On the other hand, the use of Ordering[A] requires the creation of a single object, such as demonstrated above. When you use it, you just pass two objects of type A to compare -- no objects get created in the process.
So there are some performance gains to be had, but there is a much more important reason for Scala's preference for Ordering over Ordered. Look again on the companion object to Ordering. You'll note that there are several implicits for many of Scala classes defined in there. You may recall I mentioned earlier that an implicit for class T will be searched for inside the companion object of T, and that's exactly what is going on.
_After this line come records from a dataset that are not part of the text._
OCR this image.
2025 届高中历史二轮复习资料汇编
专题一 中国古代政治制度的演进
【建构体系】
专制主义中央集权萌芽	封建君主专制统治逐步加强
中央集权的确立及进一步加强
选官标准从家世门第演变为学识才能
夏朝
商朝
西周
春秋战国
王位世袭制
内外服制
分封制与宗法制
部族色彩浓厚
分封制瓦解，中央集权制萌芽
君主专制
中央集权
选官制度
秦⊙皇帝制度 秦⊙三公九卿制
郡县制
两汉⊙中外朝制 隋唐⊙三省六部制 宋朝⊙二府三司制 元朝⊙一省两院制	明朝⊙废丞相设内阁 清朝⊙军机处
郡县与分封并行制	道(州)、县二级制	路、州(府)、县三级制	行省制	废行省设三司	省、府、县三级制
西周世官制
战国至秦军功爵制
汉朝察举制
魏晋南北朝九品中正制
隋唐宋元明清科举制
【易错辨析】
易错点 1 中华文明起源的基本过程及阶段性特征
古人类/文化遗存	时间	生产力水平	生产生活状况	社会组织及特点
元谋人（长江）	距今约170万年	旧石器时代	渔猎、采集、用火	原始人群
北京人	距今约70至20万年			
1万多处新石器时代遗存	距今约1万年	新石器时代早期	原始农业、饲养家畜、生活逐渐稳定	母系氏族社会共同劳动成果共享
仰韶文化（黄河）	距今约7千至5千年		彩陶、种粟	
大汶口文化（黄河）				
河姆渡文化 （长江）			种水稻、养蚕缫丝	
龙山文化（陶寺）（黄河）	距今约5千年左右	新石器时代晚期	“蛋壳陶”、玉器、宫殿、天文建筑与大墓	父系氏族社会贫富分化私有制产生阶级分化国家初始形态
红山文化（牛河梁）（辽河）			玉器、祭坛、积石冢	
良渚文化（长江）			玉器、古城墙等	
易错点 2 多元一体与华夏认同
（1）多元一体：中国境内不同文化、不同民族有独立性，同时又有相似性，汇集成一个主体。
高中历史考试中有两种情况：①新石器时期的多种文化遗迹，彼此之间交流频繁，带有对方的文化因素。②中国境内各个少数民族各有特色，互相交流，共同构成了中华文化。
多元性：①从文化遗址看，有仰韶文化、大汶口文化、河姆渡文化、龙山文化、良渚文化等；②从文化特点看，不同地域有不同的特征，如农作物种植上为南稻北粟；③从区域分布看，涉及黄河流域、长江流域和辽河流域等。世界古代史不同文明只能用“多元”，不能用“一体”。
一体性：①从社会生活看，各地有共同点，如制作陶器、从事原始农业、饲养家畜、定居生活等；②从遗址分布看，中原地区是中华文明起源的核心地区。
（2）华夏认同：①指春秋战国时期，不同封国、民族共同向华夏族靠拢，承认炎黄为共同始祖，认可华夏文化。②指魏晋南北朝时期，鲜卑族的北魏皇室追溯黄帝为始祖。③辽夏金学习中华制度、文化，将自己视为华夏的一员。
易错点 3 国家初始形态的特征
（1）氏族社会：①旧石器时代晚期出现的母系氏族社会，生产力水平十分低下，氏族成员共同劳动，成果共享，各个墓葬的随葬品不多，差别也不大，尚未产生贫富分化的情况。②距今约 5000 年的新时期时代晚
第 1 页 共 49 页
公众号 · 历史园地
This could be done for Ordered as well. However, and this is the sticking point, that means every method supporting both Ordering and Ordered would fail! That's because Scala would look for an implicit to make it work, and would find two: one for Ordering, one for Ordered. Being unable to decide which is it you wanted, Scala gives up with an error message. So, a choice had to be made, and Ordering had more going on for it.
Duh, I forgot to explain why the signature isn't defined as ordered[A <% Ordered[A]], instead of ordered[A <: Ordered[A]]. I suspect doing so would cause the double implicits failure I have mentioned before, but I'll ask the guy who actually did this stuff and had the double implicit problems whether this particular method is problematic.